You may not have seen it on Thursday but the horrible federally driven No Child Left Behind (NCLB) Act was reauthorized by Congress, even though many conservatives stood against the legislation.
As a former public school teacher I cannot express to you enough the many problems created by a federally driven program, but NCLB goes above and beyond when it comes to poor execution. Federally mandated and nationally forced standardized testing is the foundation that NCLB is built upon, and it’s a horrible way to measure what kids know or how our schools are performing. As most of you know by now, schools across the country now focus on teaching directly to the test in an effort to pass their performance evaluations. By doing so, our system of education is weakened even further. The worst part about NCLB is that it was driven by a Republican President (George W. Bush in concert with Senator Ted Kennedy)!
Conservatives have been saying for years that education works best when it is locally driven and the federal government stays out of the way – but then a Republican President ties the federal government to the schools tighter than ever! It’s just sad.
The House on Wednesday voted to reauthorize the No Child Left Behind law, resurrecting a bill that Republican leaders were forced to pull from the floor earlier this year due to conservative opposition.
Passage fell narrowly along party lines on a vote of 218-213, with 27 Republicans joining all Democrats in opposition to nearly derail it on the floor.
Sadly, while the conservatives had to join with the liberals on this vote and only Republicans voted to reauthorize. How bad are things getting when conservatives are forced to vote with liberal Democrats?
Here’s some reaction on NCLB from conservative warriors who fought against it.
Rep. Justin Amash (R-MI)
I will always stand up for the right of parents to educate our children as we see fit. Unfortunately, on Wednesday the House passed #HR5 to reauthorize #NoChildLeftBehind, which further entrenches the federal government in our children’s education. This was a big step backward for those of us who care about local control.
Rep. Ron DeSantis (R-FL)
One of the recurring problems in Washington is the failure to admit when something does not work. Congress passed the No Child Left Behind Act in 2002. The idea behind the act was that the federal government could improve K-12 education outcomes by imposing a series of testing requirements and other mandates on states and local school boards. After more than a decade of experience with No Child Left Behind, it is clear that further expanding the federal role in K-12 education has not produced positive results, alienating teachers and parents alike.

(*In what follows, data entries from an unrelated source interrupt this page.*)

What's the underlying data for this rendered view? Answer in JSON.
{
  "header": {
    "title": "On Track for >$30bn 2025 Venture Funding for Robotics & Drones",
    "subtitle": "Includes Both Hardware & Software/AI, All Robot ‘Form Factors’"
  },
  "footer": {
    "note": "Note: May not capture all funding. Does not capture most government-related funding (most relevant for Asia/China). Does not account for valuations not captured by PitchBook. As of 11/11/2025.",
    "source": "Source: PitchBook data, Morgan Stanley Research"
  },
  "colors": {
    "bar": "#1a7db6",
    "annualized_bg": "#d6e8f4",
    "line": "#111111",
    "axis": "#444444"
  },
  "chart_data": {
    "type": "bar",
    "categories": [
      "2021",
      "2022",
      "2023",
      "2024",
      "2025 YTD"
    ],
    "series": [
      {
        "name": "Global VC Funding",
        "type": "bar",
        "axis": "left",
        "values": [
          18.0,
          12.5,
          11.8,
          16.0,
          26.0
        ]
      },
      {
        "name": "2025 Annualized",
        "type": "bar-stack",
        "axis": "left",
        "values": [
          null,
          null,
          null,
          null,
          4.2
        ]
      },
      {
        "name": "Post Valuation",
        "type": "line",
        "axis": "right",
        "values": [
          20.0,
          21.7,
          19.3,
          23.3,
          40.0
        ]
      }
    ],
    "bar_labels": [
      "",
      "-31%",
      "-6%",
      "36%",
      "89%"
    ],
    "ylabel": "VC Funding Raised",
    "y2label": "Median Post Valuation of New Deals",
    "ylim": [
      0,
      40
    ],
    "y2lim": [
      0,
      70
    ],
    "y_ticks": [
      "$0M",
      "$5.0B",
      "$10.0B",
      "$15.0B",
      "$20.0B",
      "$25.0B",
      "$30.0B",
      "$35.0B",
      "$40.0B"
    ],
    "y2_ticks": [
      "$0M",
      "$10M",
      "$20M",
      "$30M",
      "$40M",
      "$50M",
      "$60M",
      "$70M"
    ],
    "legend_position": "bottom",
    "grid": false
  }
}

Today, the House considered H.R. 5, the Student Success Act, which reauthorizes No Child Left Behind. While the bill contains some positive reforms, the basic structure of the bill perpetuates the top-heavy approach of the original No Child Left Behind law, as it retains a number of intrusive mandates. I voted against H.R. 5 because I believe we need to empower teachers, parents and local school boards by devolving K-12 policy to the states. We should admit the failure of No Child Left Behind and pursue a better approach.
To this end, Rep. Mark Walker (NC) and I proposed an amendment to H.R. 5 commonly known as A-PLUS, which would allow states to opt out of No Child Left Behind Mandates entirely. Under this policy, the federal government would not be able to condition federal funding on states adhering to No Child Left Behind mandates; a state would be able to use federal funds as they see fit, which would lead to innovation and better serve students. The amendment failed but received 195 votes – the most ever for such a major education reform of this kind.
Ted Yoho (R-FL)
“I personally feel that we should get rid of the Department of Education but in reality that is not going to happen under this president. After close review of this bill – and the amendments that were made to it – I feel the Student Success Act doesn’t go far enough.

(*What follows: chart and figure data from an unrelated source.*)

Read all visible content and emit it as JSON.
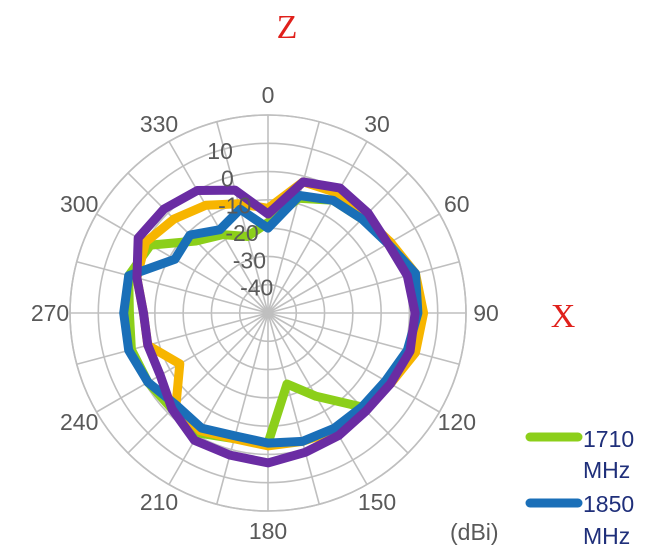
{
  "chart_data": {
    "type": "polar-line",
    "axis_letters": [
      "Z",
      "X"
    ],
    "unit": "(dBi)",
    "angle_labels": [
      "0",
      "30",
      "60",
      "90",
      "120",
      "150",
      "180",
      "210",
      "240",
      "270",
      "300",
      "330"
    ],
    "radial_ticks": [
      10,
      0,
      -10,
      -20,
      -30,
      -40
    ],
    "radial_tick_labels": [
      "10",
      "0",
      "-10",
      "-20",
      "-30",
      "-40"
    ],
    "rlim": [
      -50,
      20
    ],
    "grid": true,
    "legend_position": "bottom-right",
    "legend": [
      {
        "label_line1": "1710",
        "label_line2": "MHz",
        "color": "#8ccf1a"
      },
      {
        "label_line1": "1850",
        "label_line2": "MHz",
        "color": "#1a6fb8"
      }
    ],
    "angles": [
      0,
      15,
      30,
      45,
      60,
      75,
      90,
      105,
      120,
      135,
      150,
      165,
      180,
      195,
      210,
      225,
      240,
      255,
      270,
      285,
      300,
      315,
      330,
      345
    ],
    "series": [
      {
        "color": "#8ccf1a",
        "values": [
          -18,
          -8,
          -4,
          -3,
          0,
          3,
          4,
          2,
          -1,
          -3,
          -16,
          -24,
          -4,
          -4,
          -1,
          -2,
          -1,
          0,
          -1,
          1,
          -2,
          -14,
          -18,
          -22
        ]
      },
      {
        "color": "#f7b500",
        "values": [
          -13,
          -2,
          -1,
          -2,
          0,
          4,
          5,
          4,
          0,
          -2,
          -2,
          -3,
          -3,
          -4,
          -2,
          -4,
          -14,
          -6,
          -6,
          -2,
          0,
          -3,
          -6,
          -10
        ]
      },
      {
        "color": "#1a6fb8",
        "values": [
          -20,
          -7,
          -4,
          -3,
          -1,
          4,
          3,
          1,
          -2,
          -3,
          -3,
          -3,
          -4,
          -5,
          -3,
          -4,
          -1,
          1,
          1,
          1,
          -12,
          -11,
          -16,
          -12
        ]
      },
      {
        "color": "#6a2ca3",
        "values": [
          -15,
          -2,
          1,
          0,
          -1,
          1,
          2,
          2,
          0,
          -1,
          0,
          1,
          3,
          2,
          2,
          -2,
          -6,
          -6,
          -6,
          -2,
          3,
          2,
          0,
          -5
        ]
      }
    ]
  }
}
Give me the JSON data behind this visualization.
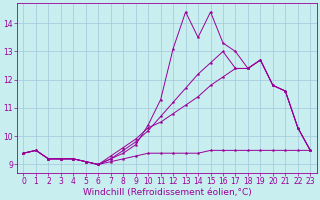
{
  "background_color": "#c8eef0",
  "grid_color": "#a0c8d8",
  "line_color": "#990099",
  "marker": "*",
  "xlabel": "Windchill (Refroidissement éolien,°C)",
  "xlabel_fontsize": 6.5,
  "tick_fontsize": 5.5,
  "xlim": [
    -0.5,
    23.5
  ],
  "ylim": [
    8.7,
    14.7
  ],
  "yticks": [
    9,
    10,
    11,
    12,
    13,
    14
  ],
  "xticks": [
    0,
    1,
    2,
    3,
    4,
    5,
    6,
    7,
    8,
    9,
    10,
    11,
    12,
    13,
    14,
    15,
    16,
    17,
    18,
    19,
    20,
    21,
    22,
    23
  ],
  "series": [
    [
      9.4,
      9.5,
      9.2,
      9.2,
      9.2,
      9.1,
      9.0,
      9.1,
      9.2,
      9.3,
      9.4,
      9.4,
      9.4,
      9.4,
      9.4,
      9.5,
      9.5,
      9.5,
      9.5,
      9.5,
      9.5,
      9.5,
      9.5,
      9.5
    ],
    [
      9.4,
      9.5,
      9.2,
      9.2,
      9.2,
      9.1,
      9.0,
      9.2,
      9.4,
      9.7,
      10.4,
      11.3,
      13.1,
      14.4,
      13.5,
      14.4,
      13.3,
      13.0,
      12.4,
      12.7,
      11.8,
      11.6,
      10.3,
      9.5
    ],
    [
      9.4,
      9.5,
      9.2,
      9.2,
      9.2,
      9.1,
      9.0,
      9.2,
      9.5,
      9.8,
      10.2,
      10.7,
      11.2,
      11.7,
      12.2,
      12.6,
      13.0,
      12.4,
      12.4,
      12.7,
      11.8,
      11.6,
      10.3,
      9.5
    ],
    [
      9.4,
      9.5,
      9.2,
      9.2,
      9.2,
      9.1,
      9.0,
      9.3,
      9.6,
      9.9,
      10.3,
      10.5,
      10.8,
      11.1,
      11.4,
      11.8,
      12.1,
      12.4,
      12.4,
      12.7,
      11.8,
      11.6,
      10.3,
      9.5
    ]
  ]
}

“Therefore, with future generations in mind, along with doing what is best for the country, I voted against the bill that could have done more to curb the Administration’s expansive agenda with our nation’s schools. We need to reform the system, save money, increase state and local control of education, and get rid of Common Core. Additionally, three of my amendments which would have brought more parental control and financial responsibility were not included in the bill.
“I would rather see the bill I introduced earlier this year – The Transform Education in America through Choice Act (TEACH). My bill will go further than the bill that passed tonight in reducing government spending and reducing the size of the Department of Education.”
Rep. Thomas Massie (R-KY)
Massie voted against NCLB as well.
This week Congress will vote to reauthorize programs implemented by “No Child Left Behind.” Of course that euphemism wore thin, so this year it will be re-named the “Student Success Act” (#HR5). Even with a new name and some updates, the result of the 600+ page bill is still the same as “No Child Left Behind”… to perpetuate Federal control of what should be state and local educational decisions.

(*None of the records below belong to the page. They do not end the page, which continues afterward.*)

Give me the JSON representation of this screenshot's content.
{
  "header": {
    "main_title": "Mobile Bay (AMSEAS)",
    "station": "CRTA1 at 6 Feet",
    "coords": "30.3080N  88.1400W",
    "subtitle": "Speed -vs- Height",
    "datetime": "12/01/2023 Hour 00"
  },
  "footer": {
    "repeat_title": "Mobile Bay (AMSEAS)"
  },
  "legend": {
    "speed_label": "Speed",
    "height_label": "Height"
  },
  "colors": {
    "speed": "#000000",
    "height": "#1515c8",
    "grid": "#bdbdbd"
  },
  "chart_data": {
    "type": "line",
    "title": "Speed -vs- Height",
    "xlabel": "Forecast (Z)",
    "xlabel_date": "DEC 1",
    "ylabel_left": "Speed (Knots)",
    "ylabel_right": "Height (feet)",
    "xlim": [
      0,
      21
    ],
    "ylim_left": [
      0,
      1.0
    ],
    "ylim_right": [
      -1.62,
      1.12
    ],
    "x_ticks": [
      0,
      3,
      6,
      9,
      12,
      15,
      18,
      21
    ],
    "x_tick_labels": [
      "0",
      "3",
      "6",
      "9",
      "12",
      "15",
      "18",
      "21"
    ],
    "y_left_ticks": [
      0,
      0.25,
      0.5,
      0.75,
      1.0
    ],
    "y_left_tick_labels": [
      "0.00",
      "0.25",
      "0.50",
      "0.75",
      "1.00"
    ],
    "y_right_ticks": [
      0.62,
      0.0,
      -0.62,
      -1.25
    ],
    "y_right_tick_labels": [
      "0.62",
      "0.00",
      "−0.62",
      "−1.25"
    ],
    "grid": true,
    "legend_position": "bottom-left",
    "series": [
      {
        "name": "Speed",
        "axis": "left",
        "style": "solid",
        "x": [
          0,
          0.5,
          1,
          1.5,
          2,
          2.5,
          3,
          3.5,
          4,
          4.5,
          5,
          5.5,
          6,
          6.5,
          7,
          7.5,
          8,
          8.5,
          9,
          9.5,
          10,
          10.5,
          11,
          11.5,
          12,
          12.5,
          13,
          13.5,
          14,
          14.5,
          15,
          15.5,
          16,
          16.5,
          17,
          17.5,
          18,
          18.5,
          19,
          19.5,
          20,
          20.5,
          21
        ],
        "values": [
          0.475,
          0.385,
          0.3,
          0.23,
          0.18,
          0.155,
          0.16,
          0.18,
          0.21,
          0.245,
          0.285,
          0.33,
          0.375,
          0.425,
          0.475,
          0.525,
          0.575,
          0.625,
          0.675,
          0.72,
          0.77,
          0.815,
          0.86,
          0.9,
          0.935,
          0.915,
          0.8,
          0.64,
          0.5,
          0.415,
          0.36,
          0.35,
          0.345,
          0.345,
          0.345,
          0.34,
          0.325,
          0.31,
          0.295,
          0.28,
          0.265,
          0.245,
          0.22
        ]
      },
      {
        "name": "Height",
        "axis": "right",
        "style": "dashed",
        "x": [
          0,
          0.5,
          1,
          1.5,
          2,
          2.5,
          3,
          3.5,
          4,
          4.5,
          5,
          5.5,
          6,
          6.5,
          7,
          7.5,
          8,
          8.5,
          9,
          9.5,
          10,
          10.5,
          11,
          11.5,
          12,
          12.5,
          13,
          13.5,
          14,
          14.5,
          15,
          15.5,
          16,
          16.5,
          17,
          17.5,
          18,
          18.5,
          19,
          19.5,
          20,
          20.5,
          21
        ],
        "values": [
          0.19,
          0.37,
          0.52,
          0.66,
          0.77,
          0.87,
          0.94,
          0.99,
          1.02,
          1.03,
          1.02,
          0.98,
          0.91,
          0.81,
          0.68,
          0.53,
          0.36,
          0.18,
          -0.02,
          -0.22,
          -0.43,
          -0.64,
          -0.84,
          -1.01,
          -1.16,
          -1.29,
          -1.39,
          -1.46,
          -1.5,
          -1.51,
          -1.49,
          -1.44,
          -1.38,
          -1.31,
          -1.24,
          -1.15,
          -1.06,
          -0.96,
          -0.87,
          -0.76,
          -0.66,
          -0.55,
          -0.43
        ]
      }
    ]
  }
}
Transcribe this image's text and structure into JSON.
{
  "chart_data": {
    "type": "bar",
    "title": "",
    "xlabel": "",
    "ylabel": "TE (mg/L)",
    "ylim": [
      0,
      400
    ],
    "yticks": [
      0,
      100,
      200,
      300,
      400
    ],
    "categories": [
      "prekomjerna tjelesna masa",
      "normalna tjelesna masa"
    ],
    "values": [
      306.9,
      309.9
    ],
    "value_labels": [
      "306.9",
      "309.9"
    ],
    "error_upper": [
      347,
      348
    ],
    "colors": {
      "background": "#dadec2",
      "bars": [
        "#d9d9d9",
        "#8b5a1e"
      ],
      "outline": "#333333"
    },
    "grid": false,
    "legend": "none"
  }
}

I wish more congressmen agreed with Reagan when he said on September 24, 1981 in his Address to the Nation on the Program for Economic Recovery:
“As a third step, we propose to dismantle two Cabinet Departments, Energy and Education. Both Secretaries are wholly in accord with this. Some of the activities in both of these departments will, of course, be continued either independently or in other areas of government. There’s only one way to shrink the size and cost of big government, and that is by eliminating agencies that are not needed and are getting in the way of a solution.”